Exercise Advisor
Exercise Counseling and Referral Study for Primary Care conducted by Julien Dedier, MD, MPH
Summary:
Regular physical activity of moderate or greater intensity is beneficial to ameliorate or prevent a range of diseases. However, Primary Care practices are poorly equipped to provide exercise counseling due to inadequate provider training and the absence of convenient work flows for exercise counseling and referral. This study aims to evaluate an application within the electronic medical record (EMR) to assist providers to conduct exercise counseling, create an exercise prescription, and refer interested patients to use a computerized exercise coach system by telephone.
A primary study outcome is to evaluate the process of implementing this system into the Family Medicine and Adult Primary Care (GIM) practices at BMC. Attending physicians, nurse practitioners, physician’s assistants and residents who work in these clinics will provide feedback about the EMR exercise counseling and referral system. Information about their use of the system will also be tracked electronically. In addition, primary care patients who are referred to use the exercise coach and patients who call the study to ask about the exercise coach will provide feedback about the exercise counseling encounter. Results from this study will help inform how to integrate exercise promotion and referral into Primary Care practice.
Exercise Referral – The Automated Exercise Telephone Coach:
The automated telephone coaching system used in this study is called Telephone-Linked Care for Physical Activity (TLC-PA) and is designed to help adults achieve national recommendations of ≥ 30 minutes of moderate-or-greater physical activity (MOD+PA) at least 5 days/week. TLC-PA gives the user feedback on reported levels of PA, helps him/her set PA goals appropriate to the his/her readiness to do regular exercise, and gives a PA prescription for the upcoming week. The system also explores benefits and barriers to regular PA and suggests strategies to achieve PA goals tailored to the user’s cognitive-behavioral state.
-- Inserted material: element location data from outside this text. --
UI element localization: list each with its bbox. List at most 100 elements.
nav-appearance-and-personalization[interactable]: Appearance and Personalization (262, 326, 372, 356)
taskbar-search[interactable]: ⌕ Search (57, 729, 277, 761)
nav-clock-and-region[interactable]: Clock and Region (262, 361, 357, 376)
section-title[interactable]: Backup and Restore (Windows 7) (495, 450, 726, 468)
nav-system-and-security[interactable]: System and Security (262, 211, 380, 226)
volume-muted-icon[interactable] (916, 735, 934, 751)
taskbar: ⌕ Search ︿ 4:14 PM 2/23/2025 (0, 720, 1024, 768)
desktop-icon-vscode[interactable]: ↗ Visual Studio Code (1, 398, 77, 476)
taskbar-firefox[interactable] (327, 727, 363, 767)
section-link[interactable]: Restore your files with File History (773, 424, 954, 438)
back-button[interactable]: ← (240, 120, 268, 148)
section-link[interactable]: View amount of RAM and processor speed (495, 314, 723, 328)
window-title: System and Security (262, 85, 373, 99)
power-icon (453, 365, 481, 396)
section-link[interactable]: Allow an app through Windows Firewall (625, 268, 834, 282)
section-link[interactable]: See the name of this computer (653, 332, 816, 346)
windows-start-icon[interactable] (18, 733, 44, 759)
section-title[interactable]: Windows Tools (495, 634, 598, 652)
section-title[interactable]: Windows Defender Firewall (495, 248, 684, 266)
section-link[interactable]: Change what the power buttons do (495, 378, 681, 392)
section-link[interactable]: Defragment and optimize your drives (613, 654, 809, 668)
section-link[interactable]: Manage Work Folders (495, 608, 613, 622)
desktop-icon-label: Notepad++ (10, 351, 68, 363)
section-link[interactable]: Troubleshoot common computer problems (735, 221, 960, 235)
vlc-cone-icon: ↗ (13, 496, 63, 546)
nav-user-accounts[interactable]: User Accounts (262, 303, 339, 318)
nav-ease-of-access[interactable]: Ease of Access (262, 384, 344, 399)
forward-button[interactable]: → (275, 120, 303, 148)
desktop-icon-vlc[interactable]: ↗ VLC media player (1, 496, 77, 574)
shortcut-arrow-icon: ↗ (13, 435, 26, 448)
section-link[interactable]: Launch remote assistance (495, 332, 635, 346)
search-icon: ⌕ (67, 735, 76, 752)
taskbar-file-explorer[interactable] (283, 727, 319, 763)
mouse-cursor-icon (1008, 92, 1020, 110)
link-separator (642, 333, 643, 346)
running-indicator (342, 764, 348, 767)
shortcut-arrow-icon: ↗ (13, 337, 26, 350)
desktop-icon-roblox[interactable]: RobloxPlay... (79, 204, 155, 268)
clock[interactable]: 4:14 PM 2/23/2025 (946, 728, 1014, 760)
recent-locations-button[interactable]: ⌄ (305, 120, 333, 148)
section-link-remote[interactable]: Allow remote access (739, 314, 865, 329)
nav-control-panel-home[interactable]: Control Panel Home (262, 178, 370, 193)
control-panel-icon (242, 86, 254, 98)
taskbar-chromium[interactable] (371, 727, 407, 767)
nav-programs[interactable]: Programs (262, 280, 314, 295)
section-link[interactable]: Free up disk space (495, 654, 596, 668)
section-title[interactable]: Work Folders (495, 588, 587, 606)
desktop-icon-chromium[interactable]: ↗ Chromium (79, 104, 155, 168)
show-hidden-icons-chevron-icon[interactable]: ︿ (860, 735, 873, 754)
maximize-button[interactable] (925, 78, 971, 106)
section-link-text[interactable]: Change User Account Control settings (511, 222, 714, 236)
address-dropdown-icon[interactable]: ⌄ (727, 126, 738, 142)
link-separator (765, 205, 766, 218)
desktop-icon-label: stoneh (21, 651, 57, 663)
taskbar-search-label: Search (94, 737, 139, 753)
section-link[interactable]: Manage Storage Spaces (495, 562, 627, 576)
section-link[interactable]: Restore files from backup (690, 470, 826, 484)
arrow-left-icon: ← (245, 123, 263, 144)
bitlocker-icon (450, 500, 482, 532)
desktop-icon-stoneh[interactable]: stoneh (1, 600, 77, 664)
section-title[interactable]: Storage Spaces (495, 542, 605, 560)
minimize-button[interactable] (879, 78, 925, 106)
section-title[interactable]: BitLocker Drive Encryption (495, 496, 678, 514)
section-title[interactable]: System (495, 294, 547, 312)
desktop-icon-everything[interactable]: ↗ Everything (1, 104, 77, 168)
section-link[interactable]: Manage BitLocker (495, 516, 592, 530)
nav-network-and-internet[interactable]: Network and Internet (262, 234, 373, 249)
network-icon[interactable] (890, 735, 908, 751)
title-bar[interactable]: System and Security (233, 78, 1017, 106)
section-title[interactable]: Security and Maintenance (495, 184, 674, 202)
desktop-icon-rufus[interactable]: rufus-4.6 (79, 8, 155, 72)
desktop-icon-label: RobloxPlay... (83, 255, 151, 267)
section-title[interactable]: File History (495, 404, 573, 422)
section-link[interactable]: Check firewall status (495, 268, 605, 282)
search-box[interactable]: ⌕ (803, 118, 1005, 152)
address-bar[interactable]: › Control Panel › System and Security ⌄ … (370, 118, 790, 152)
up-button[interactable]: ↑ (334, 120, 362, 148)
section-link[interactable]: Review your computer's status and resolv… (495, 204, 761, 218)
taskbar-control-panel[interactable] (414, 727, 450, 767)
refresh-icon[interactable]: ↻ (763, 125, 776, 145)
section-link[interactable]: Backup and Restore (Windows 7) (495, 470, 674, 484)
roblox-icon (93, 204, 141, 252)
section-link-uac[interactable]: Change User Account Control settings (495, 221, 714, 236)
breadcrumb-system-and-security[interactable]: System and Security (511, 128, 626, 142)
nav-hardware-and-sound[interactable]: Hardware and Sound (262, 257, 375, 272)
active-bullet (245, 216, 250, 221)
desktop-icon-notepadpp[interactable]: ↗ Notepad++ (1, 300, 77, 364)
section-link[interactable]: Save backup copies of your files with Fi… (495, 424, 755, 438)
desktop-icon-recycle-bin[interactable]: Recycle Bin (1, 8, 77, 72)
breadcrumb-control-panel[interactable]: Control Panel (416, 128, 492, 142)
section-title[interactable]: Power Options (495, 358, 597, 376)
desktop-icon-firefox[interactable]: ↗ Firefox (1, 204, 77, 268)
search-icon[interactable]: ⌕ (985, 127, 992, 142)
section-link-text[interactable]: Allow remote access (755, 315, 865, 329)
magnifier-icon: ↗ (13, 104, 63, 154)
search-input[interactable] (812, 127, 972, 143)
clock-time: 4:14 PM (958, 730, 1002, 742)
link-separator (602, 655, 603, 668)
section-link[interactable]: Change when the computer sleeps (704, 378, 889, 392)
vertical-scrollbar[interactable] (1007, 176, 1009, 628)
TLC was shown to increase levels of physical activity in NIH-funded randomized trials, and has now been adapted to cultural characteristics of urban, African-American adults in Boston.
Study Participants:
A. Patients. To be in this study, patients must meet the following criteria: (1) receive primary care in the BMC General Internal Medicine (GIM) or Family Medicine (FM) clinic; (2) be designated African-American or black in the electronic medical record (EMR); (3) be designated English-speaking in the EMR and confirmed by the treating provider; (4) be deemed able to exercise by the treating provider; (4) be aged 18 yrs or older. Patients with a diagnosis of hypertension on their active EMR problem list are considered ineligible.
B. Providers. Eligible providers are attending physicians, nurse practitioners, physician assistants and residents who practice in the BMC GIM or FM clinic.